Story: Numaya Shahriar
Toons: E R Ronny
“All it takes to fly is to hurl yourself
at the ground..........and miss.”
¯ Douglas Adams
Human beings are naturally adventurous creatures. What we don't have, we'll always want and work till we get it. Such as flight. Many people jumped from high places for decades, adorned with wings and balloons, and they all hit the ground. But that didn't stop people except for those that hit the ground trying. No, people pursued the promise of flight till someone realised that human beings aren't designed to fly. So they tried to make other things fly, like a big hollow tube filled with seats and movie screens. What's next in the list of things that could fly?
Cars. It is generally assumed that it will make life easier. People could fly from one place to another. They could travel great distances, avoid serpentine traffic jams and see what the birds see which incidentally is an image of very tiny people. With that in mind, flying cars - the latest iteration named PAL-V - have just been introduced into the market by a group of MIT engineers, after empty promises by other companies over the last few decades. Of course it costs a fortune, but being able to drive a car in the sky is worth the million dollars.
But imagine the horror of flying cars in our country. People crash regularly with their wheels planted firmly on the ground. Aerial accidents would be double the usual casualty. Some may ask the question, 'what you can possibly hit up in the sky?' There are no trees. But everyone would be flying a car. Not only would people be running down innocent birds, but once they hit each other, they stop and submit to gravity. Gravity is a killer. What if one ran out of gas? You can't just stop at the nearest cloud to refuel. Will border security forces have sky quarters or something? And imagine the sky races - although super-cool, most would probably crash. Because racers, specifically ones spelled with a 'z', always crash. Our sympathies go out to the people who will be walking below. Pedestrians are always the lowest form in the traffic food chain… except this time, quite literally.
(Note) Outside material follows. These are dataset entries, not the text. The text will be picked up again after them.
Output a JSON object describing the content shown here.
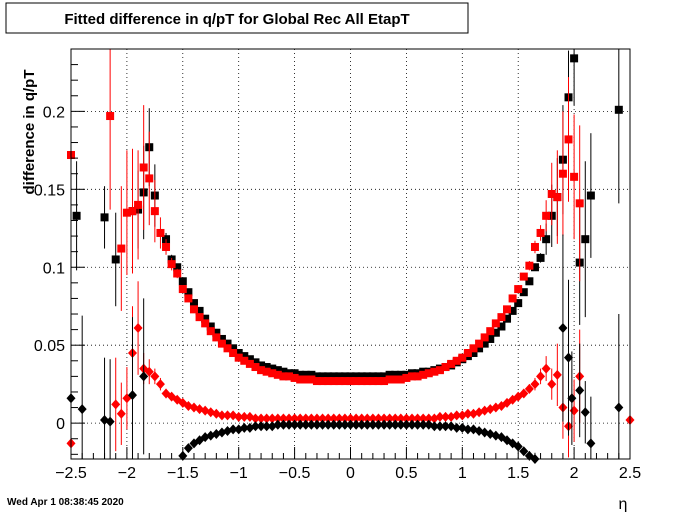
{
  "chart_data": {
    "type": "scatter",
    "title": "Fitted difference in q/pT for Global Rec All EtapT",
    "xlabel": "η",
    "ylabel": "difference in q/pT",
    "xlim": [
      -2.5,
      2.5
    ],
    "ylim": [
      -0.023,
      0.24
    ],
    "x_ticks": [
      -2.5,
      -2,
      -1.5,
      -1,
      -0.5,
      0,
      0.5,
      1,
      1.5,
      2,
      2.5
    ],
    "x_tick_labels": [
      "−2.5",
      "−2",
      "−1.5",
      "−1",
      "−0.5",
      "0",
      "0.5",
      "1",
      "1.5",
      "2",
      "2.5"
    ],
    "y_ticks": [
      0,
      0.05,
      0.1,
      0.15,
      0.2
    ],
    "y_tick_labels": [
      "0",
      "0.05",
      "0.1",
      "0.15",
      "0.2"
    ],
    "grid": true,
    "colors": {
      "black": "#000000",
      "red": "#ff0000"
    },
    "series": [
      {
        "marker": "square",
        "color": "#000000",
        "x": [
          -2.45,
          -2.2,
          -2.1,
          -1.95,
          -1.9,
          -1.85,
          -1.8,
          -1.75,
          -1.65,
          -1.6,
          -1.55,
          -1.5,
          -1.45,
          -1.4,
          -1.35,
          -1.3,
          -1.25,
          -1.2,
          -1.15,
          -1.1,
          -1.05,
          -1.0,
          -0.95,
          -0.9,
          -0.85,
          -0.8,
          -0.75,
          -0.7,
          -0.65,
          -0.6,
          -0.55,
          -0.5,
          -0.45,
          -0.4,
          -0.35,
          -0.3,
          -0.25,
          -0.2,
          -0.15,
          -0.1,
          -0.05,
          0.0,
          0.05,
          0.1,
          0.15,
          0.2,
          0.25,
          0.3,
          0.35,
          0.4,
          0.45,
          0.5,
          0.55,
          0.6,
          0.65,
          0.7,
          0.75,
          0.8,
          0.85,
          0.9,
          0.95,
          1.0,
          1.05,
          1.1,
          1.15,
          1.2,
          1.25,
          1.3,
          1.35,
          1.4,
          1.45,
          1.5,
          1.55,
          1.6,
          1.65,
          1.7,
          1.75,
          1.8,
          1.85,
          1.9,
          1.95,
          2.0,
          2.05,
          2.1,
          2.15,
          2.4
        ],
        "y": [
          0.133,
          0.132,
          0.105,
          0.136,
          0.137,
          0.148,
          0.177,
          0.146,
          0.118,
          0.105,
          0.1,
          0.091,
          0.084,
          0.077,
          0.072,
          0.067,
          0.062,
          0.058,
          0.054,
          0.051,
          0.048,
          0.045,
          0.043,
          0.041,
          0.039,
          0.037,
          0.036,
          0.035,
          0.034,
          0.033,
          0.032,
          0.032,
          0.031,
          0.031,
          0.031,
          0.03,
          0.03,
          0.03,
          0.03,
          0.03,
          0.03,
          0.03,
          0.03,
          0.03,
          0.03,
          0.03,
          0.03,
          0.03,
          0.031,
          0.031,
          0.031,
          0.031,
          0.032,
          0.032,
          0.033,
          0.033,
          0.034,
          0.035,
          0.036,
          0.037,
          0.039,
          0.041,
          0.043,
          0.045,
          0.048,
          0.051,
          0.054,
          0.058,
          0.062,
          0.067,
          0.072,
          0.077,
          0.084,
          0.091,
          0.1,
          0.106,
          0.118,
          0.133,
          0.145,
          0.169,
          0.209,
          0.234,
          0.103,
          0.118,
          0.146,
          0.201
        ],
        "err": [
          0.035,
          0.02,
          0.03,
          0.035,
          0.025,
          0.03,
          0.025,
          0.02,
          0.004,
          0.003,
          0.002,
          0.002,
          0.001,
          0.001,
          0.001,
          0.001,
          0.001,
          0.001,
          0.001,
          0.001,
          0.001,
          0.001,
          0.001,
          0.001,
          0.001,
          0.001,
          0.001,
          0.001,
          0.001,
          0.001,
          0.001,
          0.001,
          0.001,
          0.001,
          0.001,
          0.001,
          0.001,
          0.001,
          0.001,
          0.001,
          0.001,
          0.001,
          0.001,
          0.001,
          0.001,
          0.001,
          0.001,
          0.001,
          0.001,
          0.001,
          0.001,
          0.001,
          0.001,
          0.001,
          0.001,
          0.001,
          0.001,
          0.001,
          0.001,
          0.001,
          0.001,
          0.001,
          0.001,
          0.001,
          0.001,
          0.001,
          0.001,
          0.001,
          0.001,
          0.001,
          0.001,
          0.001,
          0.002,
          0.002,
          0.002,
          0.003,
          0.01,
          0.02,
          0.025,
          0.035,
          0.03,
          0.03,
          0.04,
          0.05,
          0.04,
          0.06
        ]
      },
      {
        "marker": "square",
        "color": "#ff0000",
        "x": [
          -2.5,
          -2.15,
          -2.05,
          -2.0,
          -1.95,
          -1.9,
          -1.85,
          -1.8,
          -1.75,
          -1.7,
          -1.65,
          -1.6,
          -1.55,
          -1.5,
          -1.45,
          -1.4,
          -1.35,
          -1.3,
          -1.25,
          -1.2,
          -1.15,
          -1.1,
          -1.05,
          -1.0,
          -0.95,
          -0.9,
          -0.85,
          -0.8,
          -0.75,
          -0.7,
          -0.65,
          -0.6,
          -0.55,
          -0.5,
          -0.45,
          -0.4,
          -0.35,
          -0.3,
          -0.25,
          -0.2,
          -0.15,
          -0.1,
          -0.05,
          0.0,
          0.05,
          0.1,
          0.15,
          0.2,
          0.25,
          0.3,
          0.35,
          0.4,
          0.45,
          0.5,
          0.55,
          0.6,
          0.65,
          0.7,
          0.75,
          0.8,
          0.85,
          0.9,
          0.95,
          1.0,
          1.05,
          1.1,
          1.15,
          1.2,
          1.25,
          1.3,
          1.35,
          1.4,
          1.45,
          1.5,
          1.55,
          1.6,
          1.65,
          1.7,
          1.75,
          1.8,
          1.85,
          1.9,
          1.95,
          2.0,
          2.05
        ],
        "y": [
          0.172,
          0.197,
          0.112,
          0.135,
          0.136,
          0.14,
          0.164,
          0.157,
          0.136,
          0.122,
          0.113,
          0.102,
          0.096,
          0.086,
          0.08,
          0.073,
          0.068,
          0.064,
          0.059,
          0.055,
          0.051,
          0.048,
          0.045,
          0.042,
          0.04,
          0.038,
          0.036,
          0.034,
          0.033,
          0.032,
          0.031,
          0.03,
          0.03,
          0.029,
          0.028,
          0.028,
          0.028,
          0.027,
          0.027,
          0.027,
          0.027,
          0.027,
          0.027,
          0.027,
          0.027,
          0.027,
          0.027,
          0.027,
          0.027,
          0.027,
          0.028,
          0.028,
          0.028,
          0.029,
          0.03,
          0.03,
          0.031,
          0.032,
          0.033,
          0.034,
          0.036,
          0.038,
          0.04,
          0.042,
          0.045,
          0.048,
          0.051,
          0.055,
          0.059,
          0.064,
          0.068,
          0.073,
          0.08,
          0.086,
          0.094,
          0.101,
          0.113,
          0.122,
          0.133,
          0.147,
          0.145,
          0.16,
          0.182,
          0.158,
          0.141
        ],
        "err": [
          0.05,
          0.06,
          0.04,
          0.04,
          0.04,
          0.035,
          0.04,
          0.03,
          0.02,
          0.01,
          0.005,
          0.004,
          0.003,
          0.002,
          0.002,
          0.001,
          0.001,
          0.001,
          0.001,
          0.001,
          0.001,
          0.001,
          0.001,
          0.001,
          0.001,
          0.001,
          0.001,
          0.001,
          0.001,
          0.001,
          0.001,
          0.001,
          0.001,
          0.001,
          0.001,
          0.001,
          0.001,
          0.001,
          0.001,
          0.001,
          0.001,
          0.001,
          0.001,
          0.001,
          0.001,
          0.001,
          0.001,
          0.001,
          0.001,
          0.001,
          0.001,
          0.001,
          0.001,
          0.001,
          0.001,
          0.001,
          0.001,
          0.001,
          0.001,
          0.001,
          0.001,
          0.001,
          0.001,
          0.001,
          0.001,
          0.001,
          0.001,
          0.001,
          0.001,
          0.001,
          0.001,
          0.001,
          0.001,
          0.002,
          0.002,
          0.003,
          0.004,
          0.005,
          0.01,
          0.02,
          0.03,
          0.04,
          0.04,
          0.04,
          0.05
        ]
      },
      {
        "marker": "diamond",
        "color": "#ff0000",
        "x": [
          -2.5,
          -2.1,
          -2.05,
          -2.0,
          -1.95,
          -1.9,
          -1.85,
          -1.8,
          -1.75,
          -1.7,
          -1.65,
          -1.6,
          -1.55,
          -1.5,
          -1.45,
          -1.4,
          -1.35,
          -1.3,
          -1.25,
          -1.2,
          -1.15,
          -1.1,
          -1.05,
          -1.0,
          -0.95,
          -0.9,
          -0.85,
          -0.8,
          -0.75,
          -0.7,
          -0.65,
          -0.6,
          -0.55,
          -0.5,
          -0.45,
          -0.4,
          -0.35,
          -0.3,
          -0.25,
          -0.2,
          -0.15,
          -0.1,
          -0.05,
          0.0,
          0.05,
          0.1,
          0.15,
          0.2,
          0.25,
          0.3,
          0.35,
          0.4,
          0.45,
          0.5,
          0.55,
          0.6,
          0.65,
          0.7,
          0.75,
          0.8,
          0.85,
          0.9,
          0.95,
          1.0,
          1.05,
          1.1,
          1.15,
          1.2,
          1.25,
          1.3,
          1.35,
          1.4,
          1.45,
          1.5,
          1.55,
          1.6,
          1.65,
          1.7,
          1.75,
          1.8,
          1.85,
          1.9,
          1.95,
          2.0,
          2.05,
          2.5
        ],
        "y": [
          -0.013,
          0.012,
          0.006,
          0.016,
          0.045,
          0.061,
          0.035,
          0.033,
          0.03,
          0.025,
          0.019,
          0.017,
          0.015,
          0.013,
          0.011,
          0.01,
          0.009,
          0.008,
          0.007,
          0.006,
          0.005,
          0.005,
          0.005,
          0.004,
          0.004,
          0.004,
          0.003,
          0.003,
          0.003,
          0.003,
          0.003,
          0.003,
          0.003,
          0.003,
          0.003,
          0.003,
          0.003,
          0.003,
          0.003,
          0.003,
          0.003,
          0.003,
          0.003,
          0.003,
          0.003,
          0.003,
          0.003,
          0.003,
          0.003,
          0.003,
          0.003,
          0.003,
          0.003,
          0.003,
          0.003,
          0.003,
          0.003,
          0.003,
          0.003,
          0.004,
          0.004,
          0.004,
          0.005,
          0.005,
          0.006,
          0.006,
          0.007,
          0.008,
          0.009,
          0.01,
          0.011,
          0.013,
          0.015,
          0.017,
          0.019,
          0.022,
          0.025,
          0.03,
          0.035,
          0.025,
          0.031,
          0.01,
          -0.002,
          0.008,
          0.03,
          0.002
        ],
        "err": [
          0.02,
          0.03,
          0.02,
          0.02,
          0.03,
          0.03,
          0.01,
          0.008,
          0.005,
          0.004,
          0.003,
          0.002,
          0.002,
          0.002,
          0.001,
          0.001,
          0.001,
          0.001,
          0.001,
          0.001,
          0.001,
          0.001,
          0.001,
          0.001,
          0.001,
          0.001,
          0.001,
          0.001,
          0.001,
          0.001,
          0.001,
          0.001,
          0.001,
          0.001,
          0.001,
          0.001,
          0.001,
          0.001,
          0.001,
          0.001,
          0.001,
          0.001,
          0.001,
          0.001,
          0.001,
          0.001,
          0.001,
          0.001,
          0.001,
          0.001,
          0.001,
          0.001,
          0.001,
          0.001,
          0.001,
          0.001,
          0.001,
          0.001,
          0.001,
          0.001,
          0.001,
          0.001,
          0.001,
          0.001,
          0.001,
          0.001,
          0.001,
          0.001,
          0.001,
          0.001,
          0.001,
          0.001,
          0.002,
          0.002,
          0.002,
          0.003,
          0.004,
          0.005,
          0.008,
          0.01,
          0.02,
          0.02,
          0.02,
          0.02,
          0.03,
          0.02
        ]
      },
      {
        "marker": "diamond",
        "color": "#000000",
        "x": [
          -2.5,
          -2.4,
          -2.2,
          -2.15,
          -1.95,
          -1.85,
          -1.5,
          -1.45,
          -1.4,
          -1.35,
          -1.3,
          -1.25,
          -1.2,
          -1.15,
          -1.1,
          -1.05,
          -1.0,
          -0.95,
          -0.9,
          -0.85,
          -0.8,
          -0.75,
          -0.7,
          -0.65,
          -0.6,
          -0.55,
          -0.5,
          -0.45,
          -0.4,
          -0.35,
          -0.3,
          -0.25,
          -0.2,
          -0.15,
          -0.1,
          -0.05,
          0.0,
          0.05,
          0.1,
          0.15,
          0.2,
          0.25,
          0.3,
          0.35,
          0.4,
          0.45,
          0.5,
          0.55,
          0.6,
          0.65,
          0.7,
          0.75,
          0.8,
          0.85,
          0.9,
          0.95,
          1.0,
          1.05,
          1.1,
          1.15,
          1.2,
          1.25,
          1.3,
          1.35,
          1.4,
          1.45,
          1.5,
          1.55,
          1.6,
          1.65,
          1.9,
          1.95,
          1.98,
          2.05,
          2.1,
          2.15,
          2.4
        ],
        "y": [
          0.016,
          0.009,
          0.002,
          0.001,
          0.018,
          0.03,
          -0.021,
          -0.016,
          -0.013,
          -0.011,
          -0.009,
          -0.008,
          -0.007,
          -0.006,
          -0.005,
          -0.004,
          -0.004,
          -0.003,
          -0.003,
          -0.002,
          -0.002,
          -0.002,
          -0.002,
          -0.001,
          -0.001,
          -0.001,
          -0.001,
          -0.001,
          -0.001,
          -0.001,
          -0.001,
          -0.001,
          -0.001,
          -0.001,
          -0.001,
          -0.001,
          -0.001,
          -0.001,
          -0.001,
          -0.001,
          -0.001,
          -0.001,
          -0.001,
          -0.001,
          -0.001,
          -0.001,
          -0.001,
          -0.001,
          -0.001,
          -0.001,
          -0.001,
          -0.002,
          -0.002,
          -0.002,
          -0.002,
          -0.003,
          -0.003,
          -0.004,
          -0.004,
          -0.005,
          -0.006,
          -0.007,
          -0.008,
          -0.009,
          -0.011,
          -0.013,
          -0.015,
          -0.018,
          -0.021,
          -0.023,
          0.061,
          0.042,
          0.016,
          0.021,
          0.007,
          -0.013,
          0.01
        ],
        "err": [
          0.05,
          0.06,
          0.04,
          0.04,
          0.05,
          0.05,
          0.003,
          0.002,
          0.001,
          0.001,
          0.001,
          0.001,
          0.001,
          0.001,
          0.001,
          0.001,
          0.001,
          0.001,
          0.001,
          0.001,
          0.001,
          0.001,
          0.001,
          0.001,
          0.001,
          0.001,
          0.001,
          0.001,
          0.001,
          0.001,
          0.001,
          0.001,
          0.001,
          0.001,
          0.001,
          0.001,
          0.001,
          0.001,
          0.001,
          0.001,
          0.001,
          0.001,
          0.001,
          0.001,
          0.001,
          0.001,
          0.001,
          0.001,
          0.001,
          0.001,
          0.001,
          0.001,
          0.001,
          0.001,
          0.001,
          0.001,
          0.001,
          0.001,
          0.001,
          0.001,
          0.001,
          0.001,
          0.001,
          0.001,
          0.001,
          0.001,
          0.002,
          0.002,
          0.003,
          0.004,
          0.06,
          0.05,
          0.03,
          0.03,
          0.02,
          0.03,
          0.06
        ]
      }
    ]
  },
  "footer": {
    "timestamp": "Wed Apr  1 08:38:45 2020"
  }
}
Flying carpets are a little safer. Dirtier maybe, but safer. They aren't even a quarter of the mass of a car. And they could be made into smart carpets which could detect if the engine was failing and take you gliding down to the deck with no collateral damage. You can now enjoy the breeze. Forget the AC, save the environment and world's energy. It'd be like the rickshaws, only much cooler. We think scientists should get right on it. And best of all, you have something to wipe your feet on so mothers don't complain about the dirt being dragged into the house.
One thing everyone wishes could fly is food. You could just sit at your desk or ride around on your flying carpet and a sandwich would appear beside you. Of course, you would need flying plates too. And if you're having noodles: flying cutlery. If we had the power to make other's food fly to us, even better. We wouldn't have to complain about getting the worst flavoured candies or cast envious glances at people's mouth-watering dishes. Though the sword could cut both ways.
The greatest invention involving flight would be flying remotes. Long gone would be the days of getting up to retrieve the remote from the far end of the seemingly ten-mile long room. If these flying devices could be fitted with voice locaters, even better. No more lost keys or earrings or lipsticks or school books. And no more carrying heavy books and shopping bags. The generations would grow lazier and fatter, but perhaps a little less frustrated. That is until the batteries die. Flying batteries? But what powers the flying batteries? A conundrum. Difficult word? How about a flying dictionary? See how easy life would be if everything flew.
Not sure everything should though. “I think cows should fly. The rhyme about the cow jumping over the moon could come true,” says Anita, a student of class 10. Other than astronaut cows, what other benefit could these have? In a country like India where cows are sacred, flying cows would shut down air traffic completely. You can't touch them. But rest of the world, well, you'd get your milk delivered faster. But then there is the hazard of cows relieving themselves. Rain and crow-poop will be the least of people's worries.
Science is magic. It makes the impossible an expensive, energy wasting, dangerous reality. But once it is done making, things happen… eventually. It's hard to believe that computers didn't exist once and now everything has a computer in it including some fancy toilets designed by and for Japanese toilet connoisseurs. Even bad singers can become superstars because science makes them sound like gargling robots which for now is cool. But what we really need for science to do right now is make RS fly. Too many people complain that their regular old fashioned hand delivered RS gets stolen each week.